15/12/2018

Artur Nogueira tem um dos menores índices de repasse em ICMS da RMC

Valor é calculado de acordo com o Índice de Participação dos Municípios (IPM)

Diego Faria

Artur Nogueira está entre as cidades da Região Metropolitana de Campinas (RMC) que apresentou um dos menores aumentos percentuais no repasse do Imposto sobre a Circulação de Mercadorias e Serviços (ICMS) do ano. O comparativo entre os 20 municípios da RMC diz respeito aos anos de 2016 e 2017, recebidos em 2018. O valor é calculado de acordo com o Índice de Participação dos Municípios (IPM).

Conforme a estatística apresentada pela Secretaria da Fazenda do Estado de São Paulo (SFESP), o aumento de ICMS referente a Artur Nogueira deixa o município em 4º lugar no ranking. A redução do repasse estimado para o município é de apenas 0,34% em relação ao recebimento em 2018. A cidade que terá a maior redução é Paulínia (SP), que obteve a marca de diminuição em -6,39%. Em seguida estão Monte Mor (SP), com -4,20% e, Itatiba (SP), com -1,63%.
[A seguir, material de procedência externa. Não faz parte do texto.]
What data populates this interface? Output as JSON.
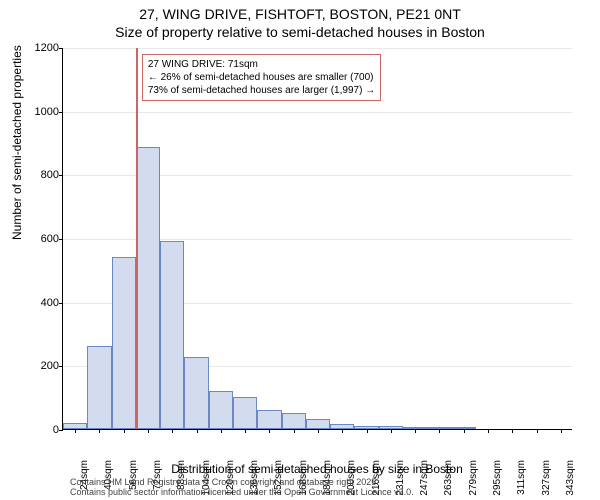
{
  "title_line1": "27, WING DRIVE, FISHTOFT, BOSTON, PE21 0NT",
  "title_line2": "Size of property relative to semi-detached houses in Boston",
  "chart": {
    "type": "histogram",
    "ylim": [
      0,
      1200
    ],
    "ytick_step": 200,
    "x_labels": [
      "24sqm",
      "40sqm",
      "56sqm",
      "72sqm",
      "88sqm",
      "104sqm",
      "120sqm",
      "136sqm",
      "152sqm",
      "168sqm",
      "184sqm",
      "200sqm",
      "216sqm",
      "231sqm",
      "247sqm",
      "263sqm",
      "279sqm",
      "295sqm",
      "311sqm",
      "327sqm",
      "343sqm"
    ],
    "values": [
      20,
      260,
      540,
      885,
      590,
      225,
      120,
      100,
      60,
      50,
      30,
      15,
      10,
      8,
      5,
      3,
      2,
      0,
      0,
      0,
      0
    ],
    "bar_fill": "#d3dcef",
    "bar_stroke": "#6a87c6",
    "bar_stroke_width": 1,
    "background_color": "#ffffff",
    "grid_color": "#e8e8e8",
    "ref_line": {
      "at_index": 3,
      "color": "#cc6666"
    },
    "annotation": {
      "line1": "27 WING DRIVE: 71sqm",
      "line2": "← 26% of semi-detached houses are smaller (700)",
      "line3": "73% of semi-detached houses are larger (1,997) →",
      "border_color": "#cc6666",
      "bg_color": "#ffffff",
      "text_color": "#000000"
    },
    "ylabel": "Number of semi-detached properties",
    "xlabel": "Distribution of semi-detached houses by size in Boston",
    "label_fontsize": 12,
    "tick_fontsize": 11
  },
  "attribution": {
    "line1": "Contains HM Land Registry data © Crown copyright and database right 2025.",
    "line2": "Contains public sector information licensed under the Open Government Licence v3.0."
  }
}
A cidade que apresentou o maior aumento percentual no repasse do ICMS da região foi Engenheiro Coelho (SP), com 16,93%. Acompanhadas da cidade coelhense na somatória de aumento percentual de repasses estão Jaguariúna com 5,79%, Sumaré (SP), com 4,74% e, Hortolândia (SP), com 4,27%. A lista dos resultados referentes às demais cidades da RMC pode ser conferida no site da Secretaria da Fazenda do Estado de São Paulo.

Os depósitos feitos a partir de 2 de janeiro de 2019 na Conta Participação dos Municípios na Arrecadação do ICMS serão efetuados às prefeituras por intermédio do Banco do Brasil, conforme estabelece a Lei Complementar Federal nº 63, de 11/01/90.

Entenda o ICMS

ICMS é a sigla que identifica o Imposto sobre Operações relativas à Circulação de Mercadorias e sobre Prestações de Serviços de Transporte Interestadual e Intermunicipal e de Comunicação. É um imposto que cada um dos Estados e o Distrito Federal podem instituir, como determina a Constituição Federal de 1988.

Para atuar em um ramo de atividade alcançado pelo imposto, a pessoa, física ou jurídica, deve se inscrever no Cadastro de Contribuintes do ICMS. Também deve pagar o imposto a pessoa não inscrita quando importa mercadorias de outro país, mesmo sem habitualidade ou intuito comercial.

Esse imposto pode ser seletivo. Na maior parte dos casos o ICMS, que é embutido no preço, corresponde ao percentual de 18%. Entretanto, para certos alimentos básicos, como arroz e feijão, o ICMS cobrado é de 7%. Já no caso de produtos considerados supérfluos, como, por exemplo, cigarros, cosméticos e perfumes, cobra-se o percentual de 25%.

O ICMS é um imposto não cumulativo, compensando-se o valor devido em cada operação ou prestação com o montante cobrado anteriormente. Em cada etapa da circulação de mercadorias e em toda prestação de serviço sujeita ao ICMS deve haver emissão da nota fiscal ou cupom fiscal. Esses documentos serão escriturados nos livros fiscais para que o imposto possa ser calculado pelo contribuinte e arrecadado pelo Estado.

Para o Estado de São Paulo, o ICMS é a maior fonte de recursos financeiros e, para que o governo possa atender adequadamente às necessidades da população, é importante que o cidadão exija sempre a nota fiscal ou o cupom fiscal e que esteja atento para defender o uso adequado dos recursos públicos.